Outre la visibilité réduite, la voie de circulation C2 était couverte de neige, ce qui masquait les marques de peinture au sol et les feux de barre d’arrêt encastrés. Lorsque les enquêteurs ont examiné les lieux après l’événement, ils ont remarqué qu’un des feux de chaque paire de feux de barre d’arrêt surélevés ne fonctionnait pas. Bien qu’on n’ait pas pu établir si ces feux fonctionnaient le jour de l’événement, un éclairage réduit aurait probablement encore diminué la visibilité au point d’attente.

Du fait que certains des repères visuels au point d’attente étaient masqués par la neige et que d’autres aient pu être hors service, ces repères n’étaient pas suffisamment évidents pour avertir le conducteur de PLOW 862 de la proximité de son véhicule avec la piste. Par conséquent, PLOW 862 et les 2 véhicules le suivant ont effectué une incursion sur l’aire protégée de la piste.

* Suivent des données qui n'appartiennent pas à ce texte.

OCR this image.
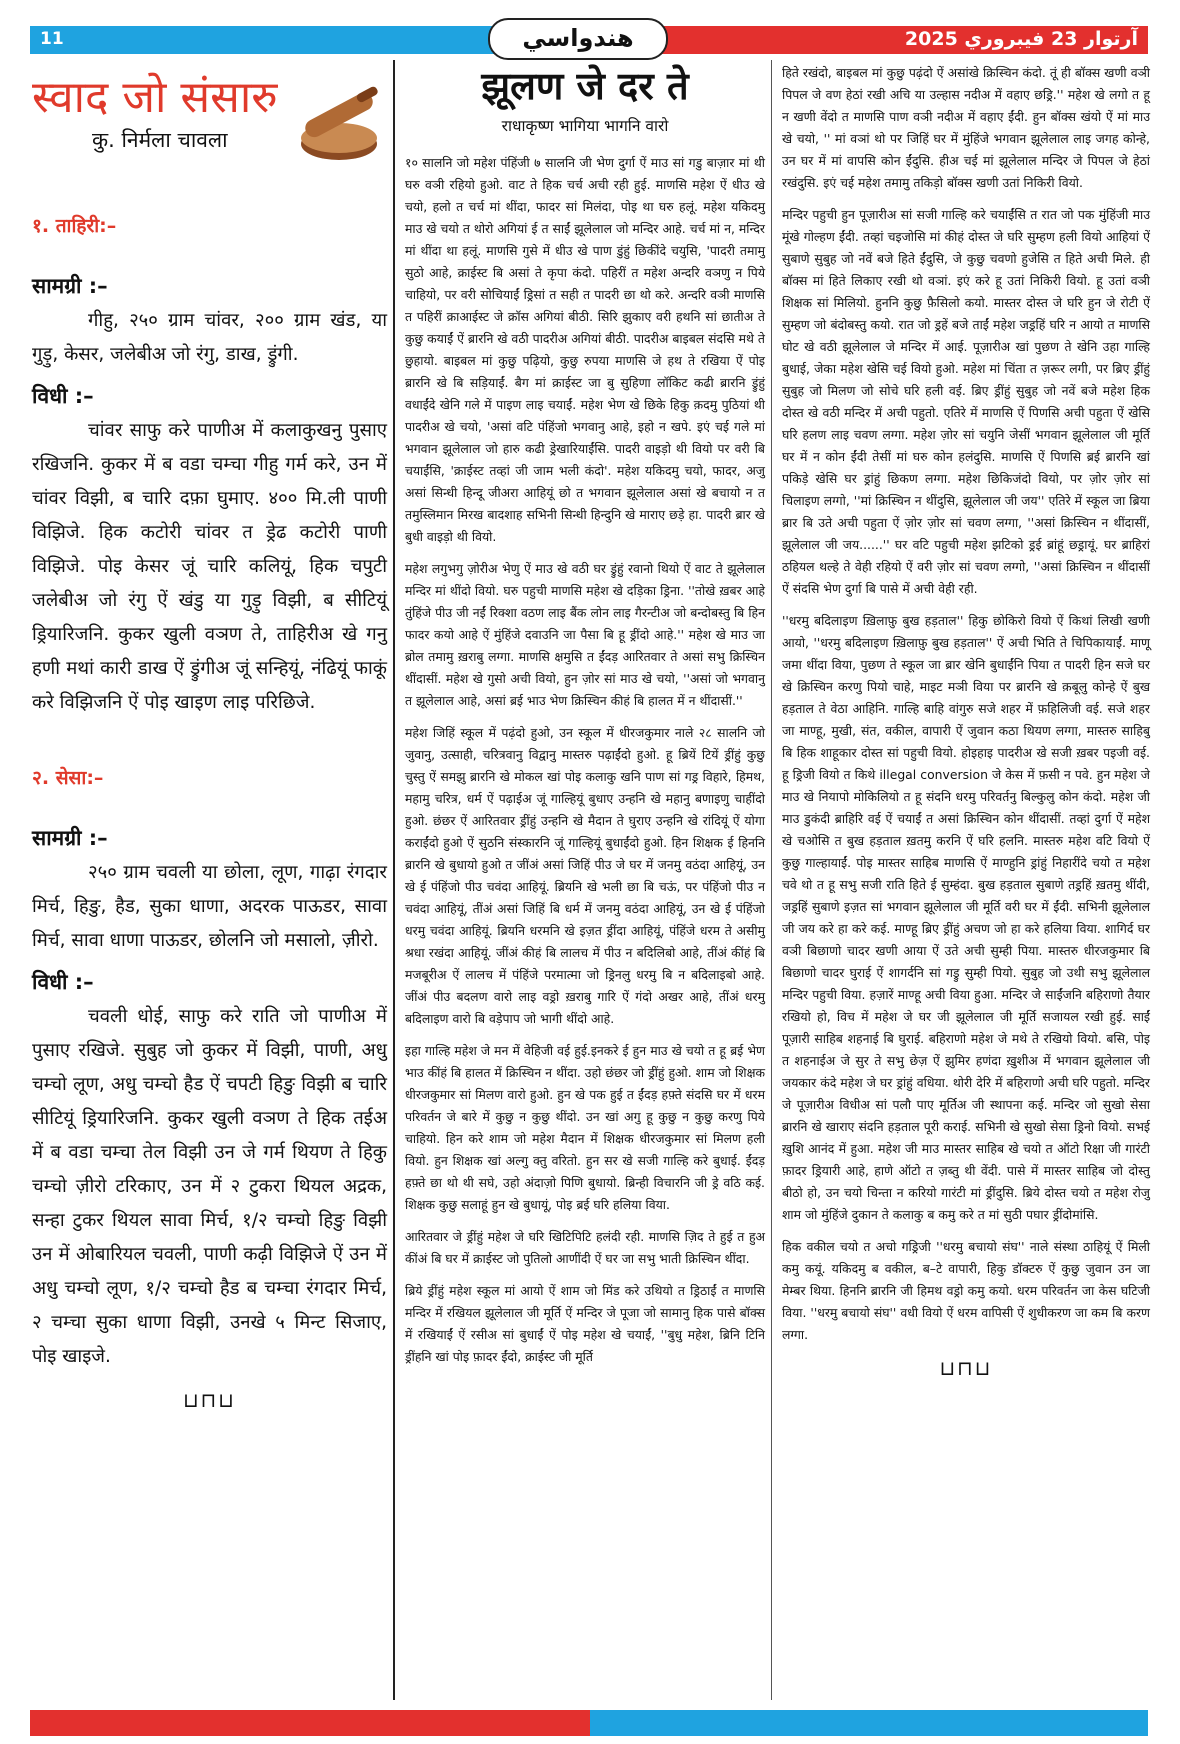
11	آرتوار 23 فيبروري 2025
هندواسي
स्वाद जो संसारु
कु. निर्मला चावला
१. ताहिरी:–
सामग्री :–

गीहु, २५० ग्राम चांवर, २०० ग्राम खंड, या गुड़ु, केसर, जलेबीअ जो रंगु, डाख, ड्रुंगी.

विधी :–

चांवर साफु करे पाणीअ में कलाकुखनु पुसाए रखिजनि. कुकर में ब वडा चम्चा गीहु गर्म करे, उन में चांवर विझी, ब चारि दफ़ा घुमाए. ४०० मि.ली पाणी विझिजे. हिक कटोरी चांवर त ड्रेढ कटोरी पाणी विझिजे. पोइ केसर जूं चारि कलियूं, हिक चपुटी जलेबीअ जो रंगु ऐं खंडु या गुड़ु विझी, ब सीटियूं ड्रियारिजनि. कुकर खुली वञण ते, ताहिरीअ खे गनु हणी मथां कारी डाख ऐं ड्रुंगीअ जूं सन्हियूं, नंढियूं फाकूं करे विझिजनि ऐं पोइ खाइण लाइ परिछिजे.

२. सेसा:–
सामग्री :–

२५० ग्राम चवली या छोला, लूण, गाढ़ा रंगदार मिर्च, हिङु, हैड, सुका धाणा, अदरक पाऊडर, सावा मिर्च, सावा धाणा पाऊडर, छोलनि जो मसालो, ज़ीरो.

विधी :–

चवली धोई, साफु करे राति जो पाणीअ में पुसाए रखिजे. सुबुह जो कुकर में विझी, पाणी, अधु चम्चो लूण, अधु चम्चो हैड ऐं चपटी हिङु विझी ब चारि सीटियूं ड्रियारिजनि. कुकर खुली वञण ते हिक तईअ में ब वडा चम्चा तेल विझी उन जे गर्म थियण ते हिकु चम्चो ज़ीरो टरिकाए, उन में २ टुकरा थियल अद्रक, सन्हा टुकर थियल सावा मिर्च, १/२ चम्चो हिङु विझी उन में ओबारियल चवली, पाणी कढ़ी विझिजे ऐं उन में अधु चम्चो लूण, १/२ चम्चो हैड ब चम्चा रंगदार मिर्च, २ चम्चा सुका धाणा विझी, उनखे ५ मिन्ट सिजाए, पोइ खाइजे.

⊔⊓⊔
झूलण जे दर ते
राधाकृष्ण भागिया भागनि वारो

१० सालनि जो महेश पंहिंजी ७ सालनि जी भेण दुर्गा ऐं माउ सां गडु बाज़ार मां थी घरु वञी रहियो हुओ. वाट ते हिक चर्च अची रही हुई. माणसि महेश ऐं धीउ खे चयो, हलो त चर्च मां थींदा, फादर सां मिलंदा, पोइ था घरु हलूं. महेश यकिदमु माउ खे चयो त थोरो अगियां ई त साईं झूलेलाल जो मन्दिर आहे. चर्च मां न, मन्दिर मां थींदा था हलूं. माणसि गुसे में धीउ खे पाण डुंहुं छिकींदे चयुसि, 'पादरी तमामु सुठो आहे, क्राईस्ट बि असां ते कृपा कंदो. पहिरीं त महेश अन्दरि वञणु न पिये चाहियो, पर वरी सोचियाईं ड्रिसां त सही त पादरी छा थो करे. अन्दरि वञी माणसि त पहिरीं क्राआईस्ट जे क्रॉस अगियां बीठी. सिरि झुकाए वरी हथनि सां छातीअ ते कुछु कयाईं ऐं ब्रारनि खे वठी पादरीअ अगियां बीठी. पादरीअ बाइबल संदसि मथे ते छुहायो. बाइबल मां कुछु पढ़ियो, कुछु रुपया माणसि जे हथ ते रखिया ऐं पोइ ब्रारनि खे बि सड़ियाईं. बैग मां क्राईस्ट जा बु सुहिणा लॉकिट कढी ब्रारनि ड्रुंहुं वधाईंदे खेनि गले में पाइण लाइ चयाईं. महेश भेण खे छिके हिकु क़दमु पुठियां थी पादरीअ खे चयो, 'असां वटि पंहिंजो भगवानु आहे, इहो न खपे. इएं चई गले मां भगवान झूलेलाल जो हारु कढी ड्रेखारियाईंसि. पादरी वाइड़ो थी वियो पर वरी बि चयाईंसि, 'क्राईस्ट तव्हां जी जाम भली कंदो'. महेश यकिदमु चयो, फादर, अजु असां सिन्धी हिन्दू जीअरा आहियूं छो त भगवान झूलेलाल असां खे बचायो न त तमुस्लिमान मिरख बादशाह सभिनी सिन्धी हिन्दुनि खे माराए छड़े हा. पादरी ब्रार खे बुधी वाइड़ो थी वियो.

महेश लगुभगु ज़ोरीअ भेणु ऐं माउ खे वठी घर ड्रुंहुं रवानो थियो ऐं वाट ते झूलेलाल मन्दिर मां थींदो वियो. घरु पहुची माणसि महेश खे दड़िका ड्रिना. ''तोखे ख़बर आहे तुंहिंजे पीउ जी नईं रिक्शा वठण लाइ बैंक लोन लाइ गैरन्टीअ जो बन्दोबस्तु बि हिन फादर कयो आहे ऐं मुंहिंजे दवाउनि जा पैसा बि हू ड्रींदो आहे.'' महेश खे माउ जा ब्रोल तमामु ख़राबु लग्गा. माणसि क्षमुसि त ईंदड़ आरितवार ते असां सभु क्रिस्चिन थींदासीं. महेश खे गुसो अची वियो, हुन ज़ोर सां माउ खे चयो, ''असां जो भगवानु त झूलेलाल आहे, असां ब्रई भाउ भेण क्रिस्चिन कीहं बि हालत में न थींदासीं.''

महेश जिहिं स्कूल में पढ़ंदो हुओ, उन स्कूल में धीरजकुमार नाले २८ सालनि जो जुवानु, उत्साही, चरित्रवानु विद्वानु मास्तरु पढ़ाईंदो हुओ. हू ब्रियें टियें ड्रींहुं कुछु चुस्तु ऐं समझु ब्रारनि खे मोकल खां पोइ कलाकु खनि पाण सां गड्र विहारे, हिमथ, महामु चरित्र, धर्म ऐं पढ़ाईअ जूं गाल्हियूं बुधाए उन्हनि खे महानु बणाइणु चाहींदो हुओ. छंछर ऐं आरितवार ड्रींहुं उन्हनि खे मैदान ते घुराए उन्हनि खे रांदियूं ऐं योगा कराईंदो हुओ ऐं सुठनि संस्कारनि जूं गाल्हियूं बुधाईंदो हुओ. हिन शिक्षक ई हिननि ब्रारनि खे बुधायो हुओ त जींअं असां जिहिं पीउ जे घर में जनमु वठंदा आहियूं, उन खे ई पंहिंजो पीउ चवंदा आहियूं. ब्रियनि खे भली छा बि चऊं, पर पंहिंजो पीउ न चवंदा आहियूं, तींअं असां जिहिं बि धर्म में जनमु वठंदा आहियूं, उन खे ई पंहिंजो धरमु चवंदा आहियूं. ब्रियनि धरमनि खे इज़त ड्रींदा आहियूं, पंहिंजे धरम ते असीमु श्रधा रखंदा आहियूं. जींअं कीहं बि लालच में पीउ न बदिलिबो आहे, तींअं कींहं बि मजबूरीअ ऐं लालच में पंहिंजे परमात्मा जो ड्रिनलु धरमु बि न बदिलाइबो आहे. जींअं पीउ बदलण वारो लाइ वड्रो ख़राबु गारि ऐं गंदो अखर आहे, तींअं धरमु बदिलाइण वारो बि वड़ेपाप जो भागी थींदो आहे.

इहा गाल्हि महेश जे मन में वेहिजी वई हुई.इनकरे ई हुन माउ खे चयो त हू ब्रई भेण भाउ कींहं बि हालत में क्रिस्चिन न थींदा. उहो छंछर जो ड्रींहुं हुओ. शाम जो शिक्षक धीरजकुमार सां मिलण वारो हुओ. हुन खे पक हुई त ईंदड़ हफ़्ते संदसि घर में धरम परिवर्तन जे बारे में कुछु न कुछु थींदो. उन खां अगु हू कुछु न कुछु करणु पिये चाहियो. हिन करे शाम जो महेश मैदान में शिक्षक धीरजकुमार सां मिलण हली वियो. हुन शिक्षक खां अल्गु क्तु वरितो. हुन सर खे सजी गाल्हि करे बुधाई. ईंदड़ हफ़्ते छा थो थी सघे, उहो अंदाज़ो पिणि बुधायो. ब्रिन्ही विचारनि जी ड्रे वठि कई. शिक्षक कुछु सलाहूं हुन खे बुधायूं, पोइ ब्रई घरि हलिया विया.

आरितवार जे ड्रींहुं महेश जे घरि खिटिपिटि हलंदी रही. माणसि ज़िद ते हुई त हुअ कींअं बि घर में क्राईस्ट जो पुतिलो आणींदी ऐं घर जा सभु भाती क्रिस्चिन थींदा.

ब्रिये ड्रींहुं महेश स्कूल मां आयो ऐं शाम जो मिंड करे उथियो त ड्रिठाईं त माणसि मन्दिर में रखियल झूलेलाल जी मूर्ति ऐं मन्दिर जे पूजा जो सामानु हिक पासे बॉक्स में रखियाईं ऐं रसीअ सां बुधाईं ऐं पोइ महेश खे चयाईं, ''बुधु महेश, ब्रिनि टिनि ड्रींहनि खां पोइ फ़ादर ईंदो, क्राईस्ट जी मूर्ति

हिते रखंदो, बाइबल मां कुछु पढ़ंदो ऐं असांखे क्रिस्चिन कंदो. तूं ही बॉक्स खणी वञी पिपल जे वण हेठां रखी अचि या उल्हास नदीअ में वहाए छड्रि.'' महेश खे लगो त हू न खणी वेंदो त माणसि पाण वञी नदीअ में वहाए ईंदी. हुन बॉक्स खंयो ऐं मां माउ खे चयो, '' मां वञां थो पर जिहिं घर में मुंहिंजे भगवान झूलेलाल लाइ जगह कोन्हे, उन घर में मां वापसि कोन ईंदुसि. हीअ चई मां झूलेलाल मन्दिर जे पिपल जे हेठां रखंदुसि. इएं चई महेश तमामु तकिड़ो बॉक्स खणी उतां निकिरी वियो.

मन्दिर पहुची हुन पूज़ारीअ सां सजी गाल्हि करे चयाईंसि त रात जो पक मुंहिंजी माउ मूंखे गोल्हण ईंदी. तव्हां चइजोसि मां कीहं दोस्त जे घरि सुम्हण हली वियो आहियां ऐं सुबाणे सुबुह जो नवें बजे हिते ईंदुसि, जे कुछु चवणो हुजेसि त हिते अची मिले. ही बॉक्स मां हिते लिकाए रखी थो वञां. इएं करे हू उतां निकिरी वियो. हू उतां वञी शिक्षक सां मिलियो. हुननि कुछु फ़ैसिलो कयो. मास्तर दोस्त जे घरि हुन जे रोटी ऐं सुम्हण जो बंदोबस्तु कयो. रात जो ड्रहें बजे ताईं महेश जड्रहिं घरि न आयो त माणसि घोट खे वठी झूलेलाल जे मन्दिर में आई. पूज़ारीअ खां पुछण ते खेनि उहा गाल्हि बुधाई, जेका महेश खेसि चई वियो हुओ. महेश मां चिंता त ज़रूर लगी, पर ब्रिए ड्रींहुं सुबुह जो मिलण जो सोचे घरि हली वई. ब्रिए ड्रींहुं सुबुह जो नवें बजे महेश हिक दोस्त खे वठी मन्दिर में अची पहुतो. एतिरे में माणसि ऐं पिणसि अची पहुता ऐं खेसि घरि हलण लाइ चवण लग्गा. महेश ज़ोर सां चयुनि जेसीं भगवान झूलेलाल जी मूर्ति घर में न कोन ईंदी तेसीं मां घरु कोन हलंदुसि. माणसि ऐं पिणसि ब्रई ब्रारनि खां पकिड़े खेसि घर ड्रांहुं छिकण लग्गा. महेश छिकिजंदो वियो, पर ज़ोर ज़ोर सां चिलाइण लग्गो, ''मां क्रिस्चिन न थींदुसि, झूलेलाल जी जय'' एतिरे में स्कूल जा ब्रिया ब्रार बि उते अची पहुता ऐं ज़ोर ज़ोर सां चवण लग्गा, ''असां क्रिस्चिन न थींदासीं, झूलेलाल जी जय......'' घर वटि पहुची महेश झटिको ड्रई ब्रांहूं छड्रायूं. घर ब्राहिरां ठहियल थल्हे ते वेही रहियो ऐं वरी ज़ोर सां चवण लग्गो, ''असां क्रिस्चिन न थींदासीं ऐं संदसि भेण दुर्गा बि पासे में अची वेही रही.

''धरमु बदिलाइण ख़िलाफ़ु बुख हड़ताल'' हिकु छोकिरो वियो ऐं किथां लिखी खणी आयो, ''धरमु बदिलाइण ख़िलाफ़ु बुख हड़ताल'' ऐं अची भिति ते चिपिकायाईं. माणू जमा थींदा विया, पुछण ते स्कूल जा ब्रार खेनि बुधाईंनि पिया त पादरी हिन सजे घर खे क्रिस्चिन करणु पियो चाहे, माइट मञी विया पर ब्रारनि खे क़बूलु कोन्हे ऐं बुख हड़ताल ते वेठा आहिनि. गाल्हि बाहि वांगुरु सजे शहर में फ़हिलिजी वई. सजे शहर जा माण्हू, मुखी, संत, वकील, वापारी ऐं जुवान कठा थियण लग्गा, मास्तरु साहिबु बि हिक शाहूकार दोस्त सां पहुची वियो. होइहाइ पादरीअ खे सजी ख़बर पइजी वई. हू ड्रिजी वियो त किथे illegal conversion जे केस में फ़सी न पवे. हुन महेश जे माउ खे नियापो मोकिलियो त हू संदनि धरमु परिवर्तनु बिल्कुलु कोन कंदो. महेश जी माउ डुकंदी ब्राहिरि वई ऐं चयाईं त असां क्रिस्चिन कोन थींदासीं. तव्हां दुर्गा ऐं महेश खे चओसि त बुख हड़ताल ख़तमु करनि ऐं घरि हलनि. मास्तरु महेश वटि वियो ऐं कुछु गाल्हायाईं. पोइ मास्तर साहिब माणसि ऐं माण्हुनि ड्रांहुं निहारींदे चयो त महेश चवे थो त हू सभु सजी राति हिते ई सुम्हंदा. बुख हड़ताल सुबाणे तड्रहिं ख़तमु थींदी, जड्रहिं सुबाणे इज़त सां भगवान झूलेलाल जी मूर्ति वरी घर में ईंदी. सभिनी झूलेलाल जी जय करे हा करे कई. माण्हू ब्रिए ड्रींहुं अचण जो हा करे हलिया विया. शागिर्द घर वञी बिछाणो चादर खणी आया ऐं उते अची सुम्ही पिया. मास्तरु धीरजकुमार बि बिछाणो चादर घुराई ऐं शागर्दनि सां गड्रु सुम्ही पियो. सुबुह जो उथी सभु झूलेलाल मन्दिर पहुची विया. हज़ारें माण्हू अची विया हुआ. मन्दिर जे साईंजनि बहिराणो तैयार रखियो हो, विच में महेश जे घर जी झूलेलाल जी मूर्ति सजायल रखी हुई. साईं पूज़ारी साहिब शहनाई बि घुराई. बहिराणो महेश जे मथे ते रखियो वियो. बसि, पोइ त शहनाईअ जे सुर ते सभु छेज़ ऐं झुमिर हणंदा ख़ुशीअ में भगवान झूलेलाल जी जयकार कंदे महेश जे घर ड्रांहुं वधिया. थोरी देरि में बहिराणो अची घरि पहुतो. मन्दिर जे पूज़ारीअ विधीअ सां पलौ पाए मूर्तिअ जी स्थापना कई. मन्दिर जो सुखो सेसा ब्रारनि खे खाराए संदनि हड़ताल पूरी कराई. सभिनी खे सुखो सेसा ड्रिनो वियो. सभई ख़ुशि आनंद में हुआ. महेश जी माउ मास्तर साहिब खे चयो त ऑटो रिक्षा जी गारंटी फ़ादर ड्रियारी आहे, हाणे ऑटो त ज़ब्तु थी वेंदी. पासे में मास्तर साहिब जो दोस्तु बीठो हो, उन चयो चिन्ता न करियो गारंटी मां ड्रींदुसि. ब्रिये दोस्त चयो त महेश रोजु शाम जो मुंहिंजे दुकान ते कलाकु ब कमु करे त मां सुठी पघार ड्रींदोमांसि.

हिक वकील चयो त अचो गड्रिजी ''धरमु बचायो संघ'' नाले संस्था ठाहियूं ऐं मिली कमु कयूं. यकिदमु ब वकील, ब–टे वापारी, हिकु डॉक्टरु ऐं कुछु जुवान उन जा मेम्बर थिया. हिननि ब्रारनि जी हिमथ वड्रो कमु कयो. धरम परिवर्तन जा केस घटिजी विया. ''धरमु बचायो संघ'' वधी वियो ऐं धरम वापिसी ऐं शुधीकरण जा कम बि करण लग्गा.

⊔⊓⊔
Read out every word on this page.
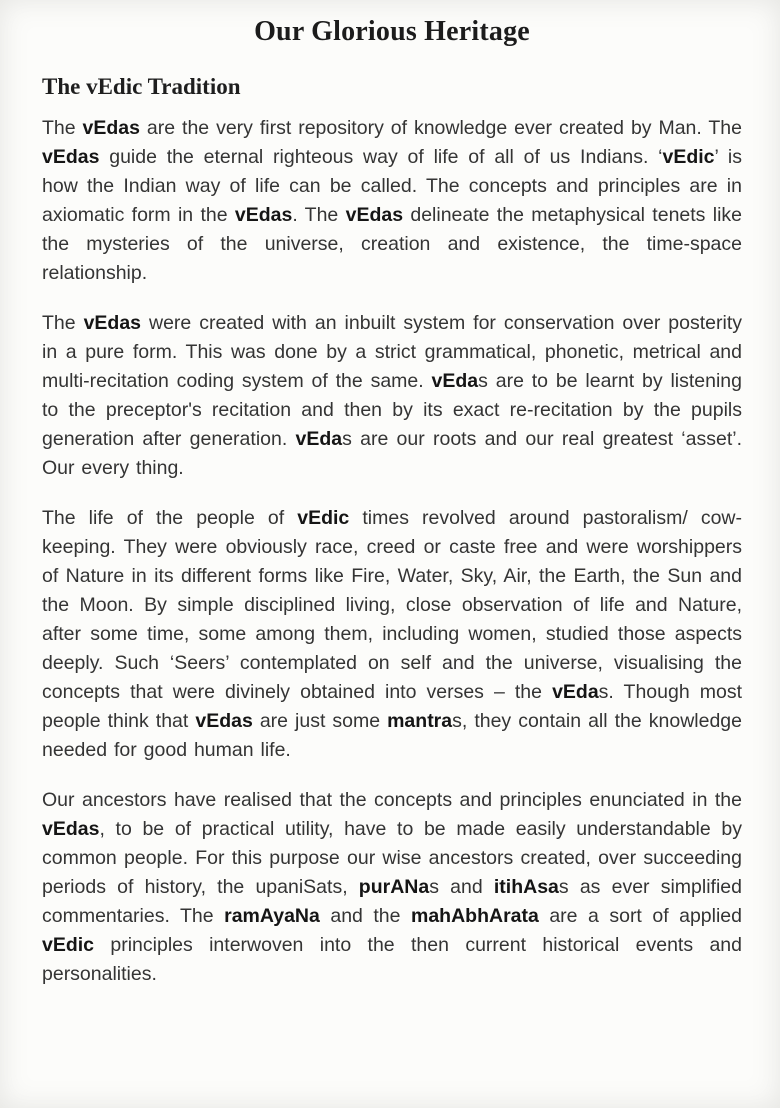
Our Glorious Heritage
The vEdic Tradition

The vEdas are the very first repository of knowledge ever created by Man. The vEdas guide the eternal righteous way of life of all of us Indians. ‘vEdic’ is how the Indian way of life can be called. The concepts and principles are in axiomatic form in the vEdas. The vEdas delineate the metaphysical tenets like the mysteries of the universe, creation and existence, the time-space relationship.

The vEdas were created with an inbuilt system for conservation over posterity in a pure form. This was done by a strict grammatical, phonetic, metrical and multi-recitation coding system of the same. vEdas are to be learnt by listening to the preceptor's recitation and then by its exact re-recitation by the pupils generation after generation. vEdas are our roots and our real greatest ‘asset’. Our every thing.

The life of the people of vEdic times revolved around pastoralism/ cow-keeping. They were obviously race, creed or caste free and were worshippers of Nature in its different forms like Fire, Water, Sky, Air, the Earth, the Sun and the Moon. By simple disciplined living, close observation of life and Nature, after some time, some among them, including women, studied those aspects deeply. Such ‘Seers’ contemplated on self and the universe, visualising the concepts that were divinely obtained into verses – the vEdas. Though most people think that vEdas are just some mantras, they contain all the knowledge needed for good human life.

Our ancestors have realised that the concepts and principles enunciated in the vEdas, to be of practical utility, have to be made easily understandable by common people. For this purpose our wise ancestors created, over succeeding periods of history, the upaniSats, purANas and itihAsas as ever simplified commentaries. The ramAyaNa and the mahAbhArata are a sort of applied vEdic principles interwoven into the then current historical events and personalities.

2.1.1 Procédures relatives aux transpondeurs des véhicules

La Greater Toronto Airports Authority (GTAA) a mené en 2012 une analyse des risques relatifs aux transpondeurs des véhicules et a déterminé que la non-concordance des codes constituait un danger. Par conséquent, des procédures d’utilisation normalisées (SOP) ont été élaborées afin d’empêcher que cette situation ne se reproduise à l’avenir. Les SOP en vigueur pour l’installation et la vérification des transpondeurs comprennent la programmation d’un code pour tout nouveau transpondeur et la vérification du code au moyen d’un logiciel sur Internet avant l’utilisation du véhicule sur une aire de manœuvre. Une fois le transpondeur et le véhicule mis en service, le conducteur du véhicule ne dispose d’aucun moyen de vérifier que le transpondeur affiche le bon code.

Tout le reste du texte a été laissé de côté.